Według RMF FM, Jarosław Kaczyński podpisał dokument dotyczący działań BOR wobec pielęgniarek okupujących siedzibę szefa rządu. Według ustaleń dziennikarzy RMF FM, w dokumencie nie pada słowo "zagłuszanie" - jest to polecenie służbowe premiera dla szefa BOR- u o podjęcie "działań w celu zabezpieczenia budynku w trakcie okupacji pielęgniarek, w tym działań, które zapewnią bezpieczeństwo teleinformatyczne".

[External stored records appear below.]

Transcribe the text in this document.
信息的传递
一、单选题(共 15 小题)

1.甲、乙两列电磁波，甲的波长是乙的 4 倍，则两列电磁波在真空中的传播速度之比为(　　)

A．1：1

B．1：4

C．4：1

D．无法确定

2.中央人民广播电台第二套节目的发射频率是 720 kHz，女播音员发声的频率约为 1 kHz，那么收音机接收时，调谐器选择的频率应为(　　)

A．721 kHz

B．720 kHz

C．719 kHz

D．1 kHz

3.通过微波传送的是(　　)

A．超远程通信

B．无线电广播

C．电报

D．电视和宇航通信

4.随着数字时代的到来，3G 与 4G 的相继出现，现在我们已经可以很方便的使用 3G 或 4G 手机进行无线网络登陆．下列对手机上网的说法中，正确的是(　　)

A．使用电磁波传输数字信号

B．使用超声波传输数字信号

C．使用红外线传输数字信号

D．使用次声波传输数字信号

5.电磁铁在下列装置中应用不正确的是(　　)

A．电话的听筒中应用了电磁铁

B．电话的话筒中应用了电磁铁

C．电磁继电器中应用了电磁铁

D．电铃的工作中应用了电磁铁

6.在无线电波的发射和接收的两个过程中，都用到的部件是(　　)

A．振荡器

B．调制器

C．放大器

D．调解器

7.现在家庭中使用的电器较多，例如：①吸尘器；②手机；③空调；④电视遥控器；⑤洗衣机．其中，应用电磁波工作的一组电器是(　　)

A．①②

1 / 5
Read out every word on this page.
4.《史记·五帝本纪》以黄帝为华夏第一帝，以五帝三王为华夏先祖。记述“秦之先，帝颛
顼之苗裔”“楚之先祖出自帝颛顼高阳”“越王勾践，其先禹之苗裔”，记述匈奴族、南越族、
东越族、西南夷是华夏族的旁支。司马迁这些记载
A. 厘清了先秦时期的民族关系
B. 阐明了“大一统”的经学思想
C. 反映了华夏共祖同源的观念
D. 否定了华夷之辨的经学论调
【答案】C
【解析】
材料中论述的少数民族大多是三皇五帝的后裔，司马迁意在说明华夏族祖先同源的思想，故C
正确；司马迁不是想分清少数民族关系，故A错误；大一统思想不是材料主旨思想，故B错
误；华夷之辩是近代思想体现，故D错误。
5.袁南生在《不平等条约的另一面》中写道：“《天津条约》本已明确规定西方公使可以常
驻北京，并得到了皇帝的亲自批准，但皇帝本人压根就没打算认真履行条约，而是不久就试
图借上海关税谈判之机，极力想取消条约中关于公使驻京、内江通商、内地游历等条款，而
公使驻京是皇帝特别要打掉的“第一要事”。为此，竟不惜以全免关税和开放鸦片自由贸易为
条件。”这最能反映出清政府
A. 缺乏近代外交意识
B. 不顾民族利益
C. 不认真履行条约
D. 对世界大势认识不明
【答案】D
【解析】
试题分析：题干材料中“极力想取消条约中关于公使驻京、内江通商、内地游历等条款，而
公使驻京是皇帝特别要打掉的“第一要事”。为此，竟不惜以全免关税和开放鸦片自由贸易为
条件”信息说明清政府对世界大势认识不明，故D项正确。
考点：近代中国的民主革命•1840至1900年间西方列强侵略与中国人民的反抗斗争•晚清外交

To stwierdzenie miało legalizować zagłuszające działania BOR-u, ale po fakcie - podaje RMF FM - bo dokument jest datowany na 26 czerwca, gdy pielęgniarki, po siedmiu dniach, opuszczały budynek Kancelarii Premiera.
Pytany w RMF FM kto podjął decyzję o zagłuszaniu, Wassermann odparł: "Z tego oświadczenia wynika, że polecenie było podpisane przez premiera. Ale to jest odgrzewany kotlet. Trzeba by było ten tak niezwykle ważny w mediach fakt sprawdzić. Mówię niezwykle ważny, bo to co się dzieje w służbach i w sferze bezpieczeństwa, woła o pomstę do nieba".
Dopytywany, kiedy została podjęta decyzja, post factum, czy w momencie kiedy pielęgniarki zaczęły okupację, Wassermann oświadczył, że dowiedział się o sprawie z publikacji prasowych. "Dlatego kontynuowanie tego wątku jest stratą czasu, bo to jest problem BOR-u i MSWiA, a nie ministra-koordynatora" - zaznaczył.